I’m currently building my company Firstbloom, which is based out of Montreal, Canada, after having worked as a web developer in some capacity for over a decade. My educational background isn’t conventional: my parents took me out of high school after a month to explore alternative schooling methods, which enabled me to create my own curriculum based on whatever interested me at the time.

Growing up, I had always been fascinated by video games. I wanted to learn how they worked, how they were made, every little thing I could. Naturally, this became my first point of interest to explore. I was at 12–13 years old at the time and I started learning C/C++ but found myself lacking the self-confidence to proceed and quickly dropped it.

I never felt intelligent enough; like I’d never understand the syntax or the logic. It wasn’t until a few years later, when I was 16, that I reignited my interest in programming after discovering Python and JavaScript. From then on I started diving deeper into it, taking freelance work when I could, and building toy projects for myself.

What does a typical day making Firstbloom look like for you?

Right now we’re in the prototyping phase of our product, so it’s less day to day coding and more user discovery & product planning. We’re going to eventually build it using React Native and having it interface with our pre-existing Ruby on Rails API. As the sole developer dealing with multiple codebases in different languages will be a fun, albeit self-imposed, challenge, but I’ve yet to find a JavaScript stack that spins up backend functionality as quickly as RoR lets me.

How did you learn coding?

I learned to code mostly through trial and error. Whenever a term came up I didn’t understand, I’d start researching until I felt I had a solid grasp of what they were talking about.
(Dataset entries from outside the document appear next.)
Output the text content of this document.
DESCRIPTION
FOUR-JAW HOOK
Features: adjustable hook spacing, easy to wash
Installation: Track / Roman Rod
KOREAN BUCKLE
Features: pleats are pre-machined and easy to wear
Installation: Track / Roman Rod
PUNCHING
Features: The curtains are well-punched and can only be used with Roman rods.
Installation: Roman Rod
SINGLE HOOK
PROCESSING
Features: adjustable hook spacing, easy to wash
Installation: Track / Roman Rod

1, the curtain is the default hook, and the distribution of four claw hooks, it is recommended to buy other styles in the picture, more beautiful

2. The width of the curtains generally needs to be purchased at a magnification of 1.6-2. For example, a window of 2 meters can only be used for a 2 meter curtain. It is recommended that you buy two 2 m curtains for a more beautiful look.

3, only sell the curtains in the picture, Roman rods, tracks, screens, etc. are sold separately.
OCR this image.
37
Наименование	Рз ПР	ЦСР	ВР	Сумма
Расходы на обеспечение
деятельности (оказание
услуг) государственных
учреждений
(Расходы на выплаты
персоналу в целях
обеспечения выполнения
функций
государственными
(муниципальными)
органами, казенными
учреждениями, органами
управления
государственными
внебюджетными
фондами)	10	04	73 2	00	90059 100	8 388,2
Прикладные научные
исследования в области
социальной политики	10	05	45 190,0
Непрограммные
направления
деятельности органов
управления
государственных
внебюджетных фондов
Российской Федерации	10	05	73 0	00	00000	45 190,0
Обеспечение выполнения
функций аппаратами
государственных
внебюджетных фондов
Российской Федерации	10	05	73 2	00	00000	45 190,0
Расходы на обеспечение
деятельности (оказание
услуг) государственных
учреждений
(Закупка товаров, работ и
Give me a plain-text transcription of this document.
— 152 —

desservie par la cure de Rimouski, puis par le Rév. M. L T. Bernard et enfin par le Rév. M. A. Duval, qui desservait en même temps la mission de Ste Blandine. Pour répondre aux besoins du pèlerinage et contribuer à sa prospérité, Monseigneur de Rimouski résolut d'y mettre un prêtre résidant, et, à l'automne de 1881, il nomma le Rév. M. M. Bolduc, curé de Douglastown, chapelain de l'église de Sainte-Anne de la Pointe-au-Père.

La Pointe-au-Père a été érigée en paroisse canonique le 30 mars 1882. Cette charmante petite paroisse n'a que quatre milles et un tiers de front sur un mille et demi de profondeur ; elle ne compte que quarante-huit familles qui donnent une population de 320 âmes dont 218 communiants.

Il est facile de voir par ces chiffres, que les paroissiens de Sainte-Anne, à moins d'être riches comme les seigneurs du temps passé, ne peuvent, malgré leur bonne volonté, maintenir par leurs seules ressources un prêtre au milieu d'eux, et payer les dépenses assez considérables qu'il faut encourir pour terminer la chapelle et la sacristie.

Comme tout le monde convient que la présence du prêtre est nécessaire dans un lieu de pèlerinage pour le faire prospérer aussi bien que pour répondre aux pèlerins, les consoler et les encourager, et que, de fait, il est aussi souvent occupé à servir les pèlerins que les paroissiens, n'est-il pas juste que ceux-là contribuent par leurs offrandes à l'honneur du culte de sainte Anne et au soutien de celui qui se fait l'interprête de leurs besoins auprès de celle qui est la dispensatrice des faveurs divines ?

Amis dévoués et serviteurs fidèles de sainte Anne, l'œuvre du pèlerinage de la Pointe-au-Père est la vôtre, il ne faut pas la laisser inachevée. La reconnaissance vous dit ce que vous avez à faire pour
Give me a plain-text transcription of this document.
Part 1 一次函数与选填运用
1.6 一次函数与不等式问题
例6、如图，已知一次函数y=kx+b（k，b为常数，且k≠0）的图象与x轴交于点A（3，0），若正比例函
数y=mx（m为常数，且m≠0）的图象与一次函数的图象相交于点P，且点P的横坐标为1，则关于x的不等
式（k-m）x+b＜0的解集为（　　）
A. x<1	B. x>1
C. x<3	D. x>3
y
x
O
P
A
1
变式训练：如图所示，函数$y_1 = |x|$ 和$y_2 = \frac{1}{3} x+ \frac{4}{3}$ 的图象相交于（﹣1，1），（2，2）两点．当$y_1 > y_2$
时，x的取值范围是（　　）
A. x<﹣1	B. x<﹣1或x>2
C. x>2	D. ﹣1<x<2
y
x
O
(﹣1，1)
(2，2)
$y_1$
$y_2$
I can’t imagine trying to learn programming on my own without the internet. Going 20 topics deep from a single root term/concept I didn’t understand, then immediately trying to apply my new found knowledge was paramount in my educational journey.

I would constantly try to throw myself into situations where I would be slightly out of my comfort zone, and be ready to open 5–10 tabs researching what a specific term meant in whatever language I was learning. I’m lucky I decided to try learning to program again not long before GitHub materialized. Being able to see entire programs, for free, ended up playing a huge part in being able to pick apart ideas and concepts early in my educational journey.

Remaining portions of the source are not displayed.